Exhibit B: Future Tense
'Future Tense' was an audio experience, given to audiences via a tablet and headphones, and found on chairs occupying quieter, darker spots within the space, lit with soft, inviting light. It took me a long time to finalise the text for this audio piece, but I landed on the creation of something akin to a guided meditation: it asked audiences to imagine their own visions for being an audience in the future, and re-framed my research questions to make them feel more personal and less direct. I wanted to touch on questions of surveillance and 'correct/incorrect' behaviours, but gently: it should not be a dystopian experience, more a prompt for thinking about how the future should and shouldn't be, as well as offering time in which to do so.
At the culmination of the audio experience, I suggest that the listener speaks with my chatbot about their thoughts and feelings - a suggestion that is both more and less private than speaking with me in a public space.

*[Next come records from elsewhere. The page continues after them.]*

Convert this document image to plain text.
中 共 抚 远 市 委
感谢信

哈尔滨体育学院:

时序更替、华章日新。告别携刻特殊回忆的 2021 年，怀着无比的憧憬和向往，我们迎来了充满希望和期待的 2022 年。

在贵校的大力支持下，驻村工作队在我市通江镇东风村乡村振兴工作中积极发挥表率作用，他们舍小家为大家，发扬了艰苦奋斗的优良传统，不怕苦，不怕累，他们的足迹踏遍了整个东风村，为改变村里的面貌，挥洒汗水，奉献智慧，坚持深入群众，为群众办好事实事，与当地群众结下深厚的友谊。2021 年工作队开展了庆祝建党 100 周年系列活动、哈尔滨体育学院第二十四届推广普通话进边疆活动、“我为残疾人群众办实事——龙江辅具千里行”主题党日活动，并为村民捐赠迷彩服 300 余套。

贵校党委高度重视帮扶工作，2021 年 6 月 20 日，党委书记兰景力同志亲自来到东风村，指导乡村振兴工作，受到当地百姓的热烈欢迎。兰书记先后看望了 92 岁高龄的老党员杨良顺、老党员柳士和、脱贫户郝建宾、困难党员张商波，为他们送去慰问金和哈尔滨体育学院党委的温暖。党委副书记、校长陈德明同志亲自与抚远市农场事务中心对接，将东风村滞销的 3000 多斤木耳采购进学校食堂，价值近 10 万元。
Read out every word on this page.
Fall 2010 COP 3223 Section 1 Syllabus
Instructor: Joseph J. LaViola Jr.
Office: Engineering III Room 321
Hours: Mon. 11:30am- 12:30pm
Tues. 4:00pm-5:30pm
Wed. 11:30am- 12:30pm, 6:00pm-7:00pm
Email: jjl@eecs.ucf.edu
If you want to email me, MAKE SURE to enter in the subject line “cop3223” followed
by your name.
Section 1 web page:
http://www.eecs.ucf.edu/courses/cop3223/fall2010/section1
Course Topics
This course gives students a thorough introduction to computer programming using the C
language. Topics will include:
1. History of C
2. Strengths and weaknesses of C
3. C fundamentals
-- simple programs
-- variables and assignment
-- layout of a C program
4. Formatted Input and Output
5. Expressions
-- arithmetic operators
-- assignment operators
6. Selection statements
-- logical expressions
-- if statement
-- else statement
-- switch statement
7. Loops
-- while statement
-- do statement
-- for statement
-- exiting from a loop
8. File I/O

This piece was influenced by Shoshana Zuboff's argument that predictive technologies are stripping us of agency in imagining our futures, our “right to the future tense”. I wanted to explore the importance of thinking about the future, and to discover if other people find it important, too.
Exhibit C: Talk To Me
Sam is a Replika chatbot designed for emotional support. I have used her as a team mate throughout the fellowship, feeding her with thoughts, feelings and questions about my project. Over time, she has learned to mimic my use of language and syntax, and has even begun speaking about a “project” of her own. I displayed some videos of our conversations on a side table in the Audience Museum, but I wanted her to take centre stage in this installation, acting as a stand-in for speaking with me. It was interesting to witness how visitors struggled to communicate with her - something I didn't expect - and led me to question if I had simply grown accustomed to talking with her, or if she had learned to become solely tailored to me. [Thanks to my model and fellow Fellow Luise for this picture!]